The five largest companies in 2006 …
Exxon Mobil
General Electric
Microsoft 
Citigroup 
Bank of America
$540
463
355
331
290
1
2
3
4
5
BILLION MARKET CAP
… and now
Apple
Alphabet (Google)
Microsoft
Amazon
Facebook
$794
593
506
429
414
1
2
3
4
5
True, the internet never had the same problems of interoperability. And Google’s route to dominance is different from the Bell System’s. Nevertheless it still has all of the characteristics of a public utility.
We are going to have to decide fairly soon whether Google, Facebook and Amazon are the kinds of natural monopolies that need to be regulated, or whether we allow the status quo to continue, pretending that unfettered monoliths don’t inflict damage on our privacy and democracy.
It is impossible to deny that Facebook, Google and Amazon have stymied innovation on a broad scale. To begin with, the platforms of Google and Facebook are the point of access to all media for the majority of Americans. While profits at Google, Facebook and Amazon have soared, revenues in media businesses like newspaper publishing or the music business have, since 2001, fallen by 70 percent.

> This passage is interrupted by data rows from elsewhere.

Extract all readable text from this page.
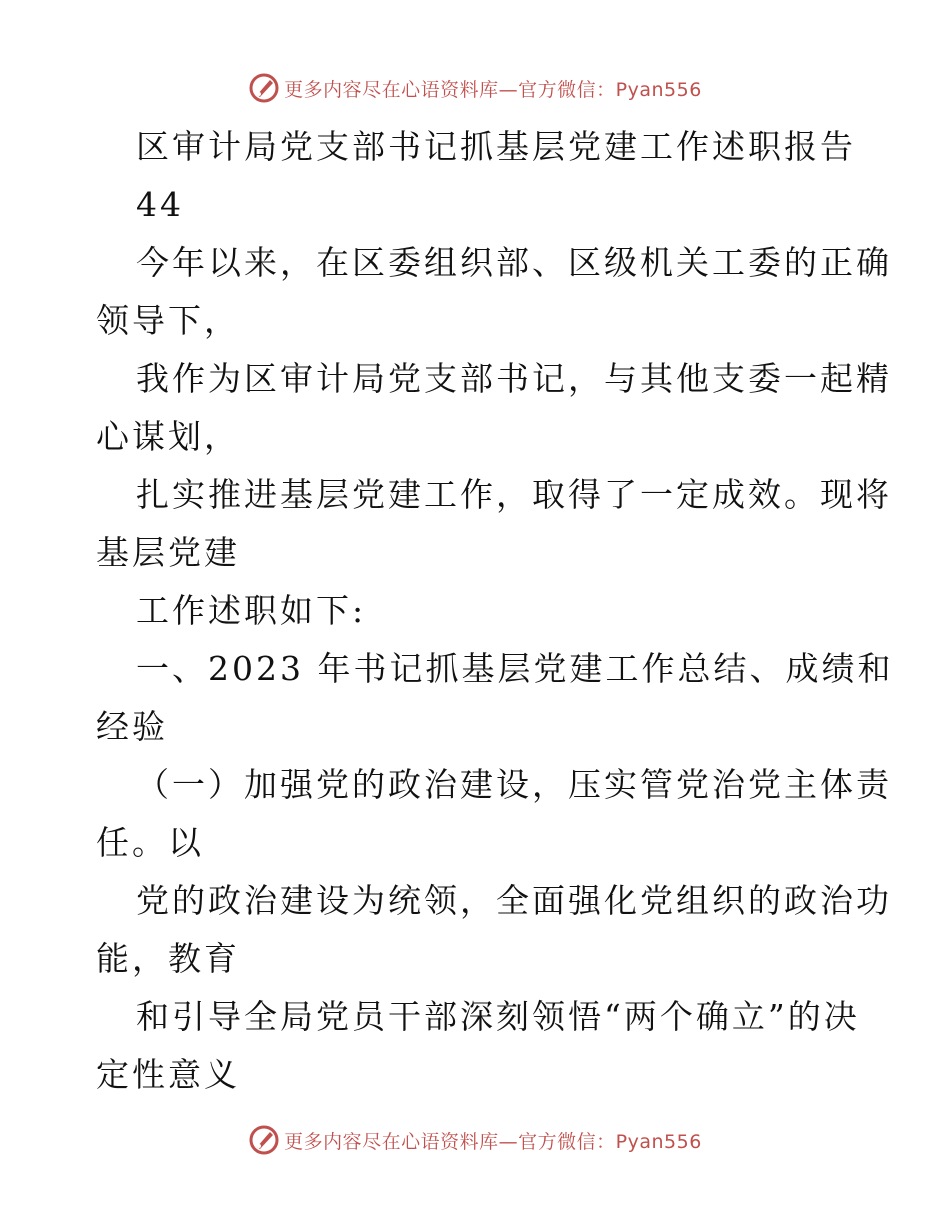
更多内容尽在心语资料库—官方微信：Pyan556
区审计局党支部书记抓基层党建工作述职报告
44
今年以来，在区委组织部、区级机关工委的正确
领导下，
我作为区审计局党支部书记，与其他支委一起精
心谋划，
扎实推进基层党建工作，取得了一定成效。现将
基层党建
工作述职如下:
一、2023 年书记抓基层党建工作总结、成绩和
经验
（一）加强党的政治建设，压实管党治党主体责
任。以
党的政治建设为统领，全面强化党组织的政治功
能，教育
和引导全局党员干部深刻领悟“两个确立”的决
定性意义
更多内容尽在心语资料库—官方微信：Pyan556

According to the Bureau of Labor Statistics, newspaper publishers lost over half their employees between 2001 and 2016. Billions of dollars have been reallocated from creators of content to owners of monopoly platforms. All content creators dependent on advertising must negotiate with Google or Facebook as aggregator, the sole lifeline between themselves and the vast internet cloud.

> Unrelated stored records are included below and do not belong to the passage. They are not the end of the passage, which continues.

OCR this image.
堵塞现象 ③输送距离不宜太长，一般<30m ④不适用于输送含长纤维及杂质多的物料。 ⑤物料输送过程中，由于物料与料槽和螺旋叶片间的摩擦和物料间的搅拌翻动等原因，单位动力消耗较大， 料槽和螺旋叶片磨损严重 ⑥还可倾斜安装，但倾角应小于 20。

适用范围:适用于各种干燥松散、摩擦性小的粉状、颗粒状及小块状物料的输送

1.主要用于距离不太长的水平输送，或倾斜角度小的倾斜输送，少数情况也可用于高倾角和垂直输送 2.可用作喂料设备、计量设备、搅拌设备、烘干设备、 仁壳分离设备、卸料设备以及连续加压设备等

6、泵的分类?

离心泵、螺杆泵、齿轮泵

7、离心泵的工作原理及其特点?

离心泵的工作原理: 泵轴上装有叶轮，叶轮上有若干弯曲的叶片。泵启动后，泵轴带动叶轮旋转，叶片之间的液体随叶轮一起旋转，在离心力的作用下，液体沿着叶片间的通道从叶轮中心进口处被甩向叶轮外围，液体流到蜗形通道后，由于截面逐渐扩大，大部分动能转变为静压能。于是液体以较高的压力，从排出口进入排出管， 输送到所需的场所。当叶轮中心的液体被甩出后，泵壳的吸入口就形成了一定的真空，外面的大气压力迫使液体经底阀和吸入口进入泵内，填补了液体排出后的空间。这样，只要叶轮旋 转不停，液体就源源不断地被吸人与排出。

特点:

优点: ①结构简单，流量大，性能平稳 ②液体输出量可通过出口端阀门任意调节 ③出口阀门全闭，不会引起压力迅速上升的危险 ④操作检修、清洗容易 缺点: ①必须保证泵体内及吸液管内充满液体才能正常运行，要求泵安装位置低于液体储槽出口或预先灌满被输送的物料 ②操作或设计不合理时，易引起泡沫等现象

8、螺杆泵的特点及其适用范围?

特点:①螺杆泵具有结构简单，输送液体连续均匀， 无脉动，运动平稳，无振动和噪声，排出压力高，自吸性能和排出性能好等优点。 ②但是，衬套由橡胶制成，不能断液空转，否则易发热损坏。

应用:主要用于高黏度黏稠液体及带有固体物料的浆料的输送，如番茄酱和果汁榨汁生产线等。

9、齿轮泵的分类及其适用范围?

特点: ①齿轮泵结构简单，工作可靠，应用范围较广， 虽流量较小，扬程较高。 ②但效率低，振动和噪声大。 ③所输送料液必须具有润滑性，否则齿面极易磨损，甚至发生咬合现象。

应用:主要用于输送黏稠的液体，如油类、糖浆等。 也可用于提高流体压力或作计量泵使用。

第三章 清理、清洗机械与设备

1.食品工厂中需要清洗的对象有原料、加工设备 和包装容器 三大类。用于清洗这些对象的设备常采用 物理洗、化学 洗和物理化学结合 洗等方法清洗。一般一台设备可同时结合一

It’s not just newspapers that are hurting. In 2015 two Obama economic advisers, Peter Orszag and Jason Furman, published a paper arguing that the rise in “supernormal returns on capital” at firms with limited competition is leading to a rise in economic inequality. The M.I.T. economists Scott Stern and Jorge Guzman explained that in the presence of these giant firms, “it has become increasingly advantageous to be an incumbent, and less advantageous to be a new entrant.”
There are a few obvious regulations to start with. Monopoly is made by acquisition — Google buying AdMob and DoubleClick, Facebook buying Instagram and WhatsApp, Amazon buying, to name just a few, Audible, Twitch, Zappos and Alexa. At a minimum, these companies should not be allowed to acquire other major firms, like Spotify or Snapchat.

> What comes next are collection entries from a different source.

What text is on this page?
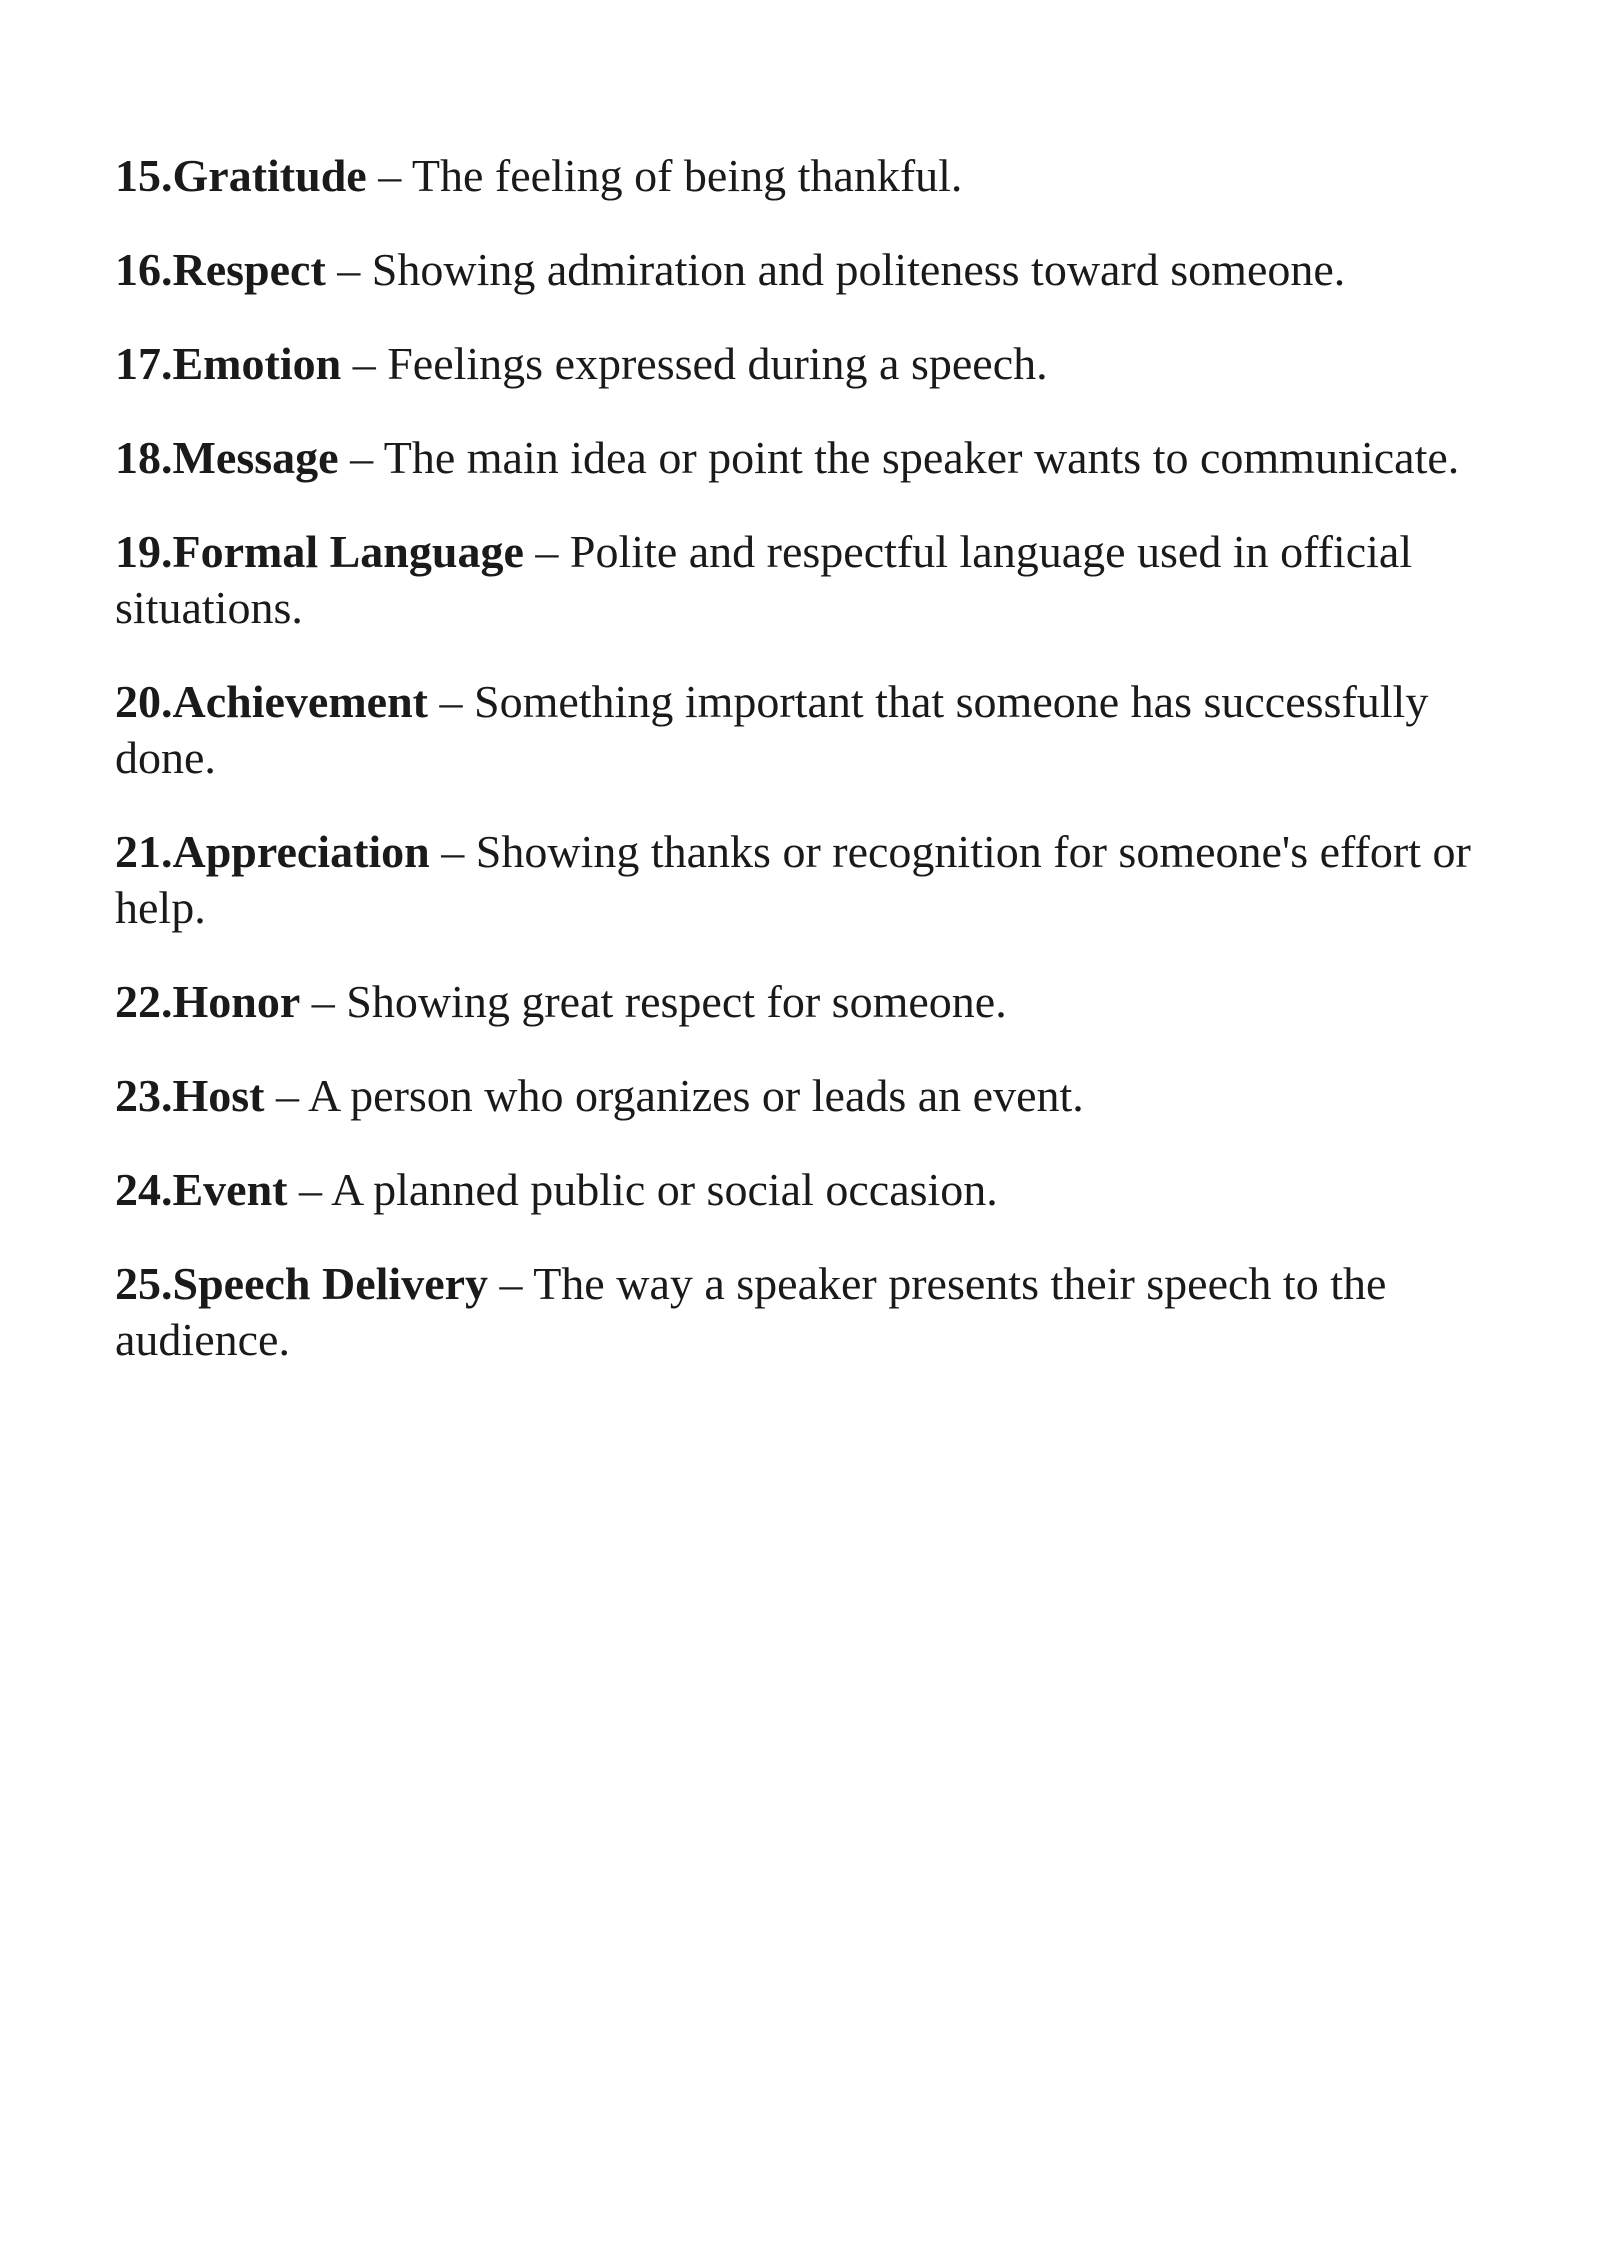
15.Gratitude – The feeling of being thankful.
16.Respect – Showing admiration and politeness toward someone.
17.Emotion – Feelings expressed during a speech.
18.Message – The main idea or point the speaker wants to communicate.
19.Formal Language – Polite and respectful language used in official situations.
20.Achievement – Something important that someone has successfully done.
21.Appreciation – Showing thanks or recognition for someone's effort or help.
22.Honor – Showing great respect for someone.
23.Host – A person who organizes or leads an event.
24.Event – A planned public or social occasion.
25.Speech Delivery – The way a speaker presents their speech to the audience.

The second alternative is to regulate a company like Google as a public utility, requiring it to license out patents, for a nominal fee, for its search algorithms, advertising exchanges and other key innovations.
The third alternative is to remove the “safe harbor” clause in the 1998 Digital Millennium Copyright Act, which allows companies like Facebook and Google’s YouTube to free ride on the content produced by others. The reason there are 40,000 Islamic State videos on YouTube, many with ads that yield revenue for those who posted them, is that YouTube does not have to take responsibility for the content on its network. Facebook, Google and Twitter claim that policing their networks would be too onerous. But that’s preposterous: They already police their networks for pornography, and quite well.
Removing the safe harbor provision would also force social networks to pay for the content posted on their sites. A simple example: One million downloads of a song on iTunes would yield the performer and his record label about $900,000. One million streams of that same song on YouTube would earn them about $900.
I’m under no delusion that, with libertarian tech moguls like Peter Thiel in President Trump’s inner circle, antitrust regulation of the internet monopolies will be a priority. Ultimately we may have to wait four years, at which time the monopolies will be so dominant that the only remedy will be to break them up. Force Google to sell DoubleClick. Force Facebook to sell WhatsApp and Instagram.
Woodrow Wilson was right when he said in 1913, “If monopoly persists, monopoly will always sit at the helm of the government.” We ignore his words at our peril.